И растворился в дожде, как сахар в стакане чая.

Опять тащиться через Торговую площадь Торвену расхотелось. Он огляделся в поисках извозчика, никого не обнаружил – и решил пойти другим путем. По идее, если двинуться в конец улицы, а там взять левее, переулками, то можно выбраться на Мойку, откуда до Большой Конюшенной – хоть пешком, если нога не подведет, хоть на лихаче за сущие гроши.

Стараясь идти бодрым шагом, дабы не огорчать Пин-эр, он прикидывал, как в Риге их компания сядет на парусник до Копенгагена. И в самом скором времени – Фредериксбергский холм, Конгенс Нюторв, особняк гере академика; уютная, родная каморка под лестницей, сопение гоблина в камине, тишь да гладь…

– То прошу пана до тарантаса. И без глупостей!

В спину уперся ствол пистолета.

2

– Присаживайтесь, господа…

Князь Гагарин принимал гостей по-простому, будто деревенский помещик. Темно-зеленый бархат шлафрока, шалевый воротник из черной лисы… Внезапно став крошечным, щуплым, Иван Алексеевич утонул во всем этом великолепии. Руки до кончиков пальцев спрятались в широких, с меховой оторочкой, рукавах. В кудрявых волосах прибавилось седины, под глазами набрякли синие, неприятные мешки.

Огромное, похожее на трон кресло, в котором князь сидел, по-детски подобрав ноги, довершало картину. Впрочем, Гагарин не выглядел больным. Скорее это был человек, которому очень трудно жить. Будто лямку тянул – вот добредем до привала, упадем в траву и закончим несуразный поход…
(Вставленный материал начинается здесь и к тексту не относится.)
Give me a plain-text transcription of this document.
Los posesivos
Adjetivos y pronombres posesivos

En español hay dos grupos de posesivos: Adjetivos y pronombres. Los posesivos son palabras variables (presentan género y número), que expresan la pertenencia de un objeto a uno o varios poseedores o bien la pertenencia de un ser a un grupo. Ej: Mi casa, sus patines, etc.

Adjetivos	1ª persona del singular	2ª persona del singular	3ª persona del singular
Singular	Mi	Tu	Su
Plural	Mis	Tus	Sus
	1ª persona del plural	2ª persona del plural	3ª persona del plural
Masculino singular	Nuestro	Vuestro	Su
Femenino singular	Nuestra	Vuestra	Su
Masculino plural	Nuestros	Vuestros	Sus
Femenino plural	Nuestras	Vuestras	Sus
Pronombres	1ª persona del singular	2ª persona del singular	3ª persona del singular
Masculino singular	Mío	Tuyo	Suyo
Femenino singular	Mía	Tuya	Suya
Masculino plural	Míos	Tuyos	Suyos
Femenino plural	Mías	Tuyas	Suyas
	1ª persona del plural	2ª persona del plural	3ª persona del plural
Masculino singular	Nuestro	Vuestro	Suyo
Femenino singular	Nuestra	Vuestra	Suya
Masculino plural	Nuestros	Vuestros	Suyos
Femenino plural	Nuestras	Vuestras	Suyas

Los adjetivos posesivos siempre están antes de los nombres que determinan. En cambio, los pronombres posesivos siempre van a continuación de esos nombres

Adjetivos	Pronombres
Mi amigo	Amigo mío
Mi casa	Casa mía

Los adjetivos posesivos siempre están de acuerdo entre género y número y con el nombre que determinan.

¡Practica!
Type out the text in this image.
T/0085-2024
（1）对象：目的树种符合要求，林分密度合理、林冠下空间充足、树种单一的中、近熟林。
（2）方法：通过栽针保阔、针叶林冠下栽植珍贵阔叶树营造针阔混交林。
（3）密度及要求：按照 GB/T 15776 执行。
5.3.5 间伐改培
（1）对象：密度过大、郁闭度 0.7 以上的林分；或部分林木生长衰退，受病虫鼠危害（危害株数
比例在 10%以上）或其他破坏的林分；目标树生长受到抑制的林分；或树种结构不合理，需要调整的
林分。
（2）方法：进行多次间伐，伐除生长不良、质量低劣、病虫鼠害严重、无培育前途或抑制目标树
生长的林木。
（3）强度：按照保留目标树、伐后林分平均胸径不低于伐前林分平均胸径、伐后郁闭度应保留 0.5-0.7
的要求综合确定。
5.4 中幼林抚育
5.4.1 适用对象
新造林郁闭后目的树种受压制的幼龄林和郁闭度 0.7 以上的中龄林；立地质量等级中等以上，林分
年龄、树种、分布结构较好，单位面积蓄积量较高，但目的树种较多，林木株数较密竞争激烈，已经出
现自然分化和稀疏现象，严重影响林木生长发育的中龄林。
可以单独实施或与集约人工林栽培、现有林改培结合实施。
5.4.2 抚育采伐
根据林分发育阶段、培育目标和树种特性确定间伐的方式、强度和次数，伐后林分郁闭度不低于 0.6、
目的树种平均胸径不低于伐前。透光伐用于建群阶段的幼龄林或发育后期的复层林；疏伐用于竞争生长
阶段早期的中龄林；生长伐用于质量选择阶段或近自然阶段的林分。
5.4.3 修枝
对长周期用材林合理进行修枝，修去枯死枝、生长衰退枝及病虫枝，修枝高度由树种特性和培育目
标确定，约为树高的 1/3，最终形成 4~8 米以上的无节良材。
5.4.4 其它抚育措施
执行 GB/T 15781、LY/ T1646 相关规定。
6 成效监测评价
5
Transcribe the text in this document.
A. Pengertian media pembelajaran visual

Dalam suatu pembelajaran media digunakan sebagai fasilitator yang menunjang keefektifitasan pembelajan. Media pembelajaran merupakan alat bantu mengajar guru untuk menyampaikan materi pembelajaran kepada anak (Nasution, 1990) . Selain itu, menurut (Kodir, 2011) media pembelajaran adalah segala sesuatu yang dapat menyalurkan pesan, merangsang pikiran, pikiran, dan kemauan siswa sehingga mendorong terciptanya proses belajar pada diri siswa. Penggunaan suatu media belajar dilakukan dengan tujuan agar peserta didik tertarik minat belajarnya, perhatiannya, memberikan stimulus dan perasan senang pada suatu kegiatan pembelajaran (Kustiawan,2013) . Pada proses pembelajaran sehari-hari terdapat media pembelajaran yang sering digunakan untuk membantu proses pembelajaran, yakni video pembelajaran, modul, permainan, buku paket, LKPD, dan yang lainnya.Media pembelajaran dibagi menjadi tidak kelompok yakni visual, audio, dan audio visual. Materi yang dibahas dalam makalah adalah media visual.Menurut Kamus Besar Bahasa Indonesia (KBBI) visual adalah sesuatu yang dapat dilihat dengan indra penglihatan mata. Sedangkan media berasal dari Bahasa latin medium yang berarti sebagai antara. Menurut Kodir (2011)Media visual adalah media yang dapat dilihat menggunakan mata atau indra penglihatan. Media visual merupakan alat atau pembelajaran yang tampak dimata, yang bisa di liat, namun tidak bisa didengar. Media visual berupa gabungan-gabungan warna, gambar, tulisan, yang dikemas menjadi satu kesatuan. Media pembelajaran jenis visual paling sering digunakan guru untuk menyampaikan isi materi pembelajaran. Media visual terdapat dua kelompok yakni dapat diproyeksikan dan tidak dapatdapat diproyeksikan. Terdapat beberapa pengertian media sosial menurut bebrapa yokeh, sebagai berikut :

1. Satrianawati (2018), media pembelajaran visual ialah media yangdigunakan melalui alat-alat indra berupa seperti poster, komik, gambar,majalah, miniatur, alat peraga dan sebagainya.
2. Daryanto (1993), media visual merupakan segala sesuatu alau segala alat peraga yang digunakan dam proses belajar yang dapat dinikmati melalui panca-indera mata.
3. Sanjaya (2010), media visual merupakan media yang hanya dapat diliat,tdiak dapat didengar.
– Полагаю, ваше сиятельство, что мы не вовремя. – Эрстед не спешил сесть. – Если вам неможется…

– Мне можется, – перебил его Иван Алексеевич. Низкий голос Гагарина остался прежним, властным и раскатистым. – Мне не хочется. Мне уже ничего не хочется. Разве что напоследок взглянуть на человека, способного отослать смерть прочь. Хотя…

Дергая щекой, он прищурил левый глаз – будто целился из ружья.

– Да, вижу. Вы ведь не вполне человек, князь?

– Уж не меньше вашего, – с обидой буркнул Волмонтович. – Ecce homo![52]

Оба князя не отрывали взгляда друг от друга. Эрстед почувствовал себя лишним. В душе закипало раздражение. Волмонтович знаком с Гагариным? Давняя вражда? Фамильные дрязги?

– Электричество? Мне мерещатся искры в вашей крови, князь, – бормотал Иван Алексеевич, сверля Волмонтовича правым, широко открытым, как если бы в него был вставлен монокль, глазом. Сейчас Гагарин напоминал беднягу, разбитого апоплексическим ударом. – Ага, браслеты… Что это за браслеты? Я ничего не понимаю! Гамулецкий жаловался – вы разломали его холопов…

Все встало на свои места. Задохнувшись от внезапной ясности, Андерс Эрстед глядел на хозяина дома, скорчившегося в кресле, – кукловода, стоявшего за заговором цареубийц. Так и виделось: из рукавов шлафрока свисают оборванные нити, которые еще недавно вели к марионеткам. Впрочем, часть кукол наверняка послушна его приказам до сих пор.

А они с Волмонтовичем угодили прямиком в ров со львами.

– Мы с князем дурно воспитаны. – Эрстед шагнул вперед. – Нам чрезвычайно не нравится, когда нас пытаются убивать. Надеюсь, ваше сиятельство примет это во внимание…

Он осекся, не поверив своим ушам. Нет, ему не померещилось: Иван Алексеевич смеялся. Содрогаясь всем телом, выпростав руки и ударяя ладонями по подлокотникам «трона», – хохотал, как ребенок. По щеке Гагарина катилась одинокая слезинка.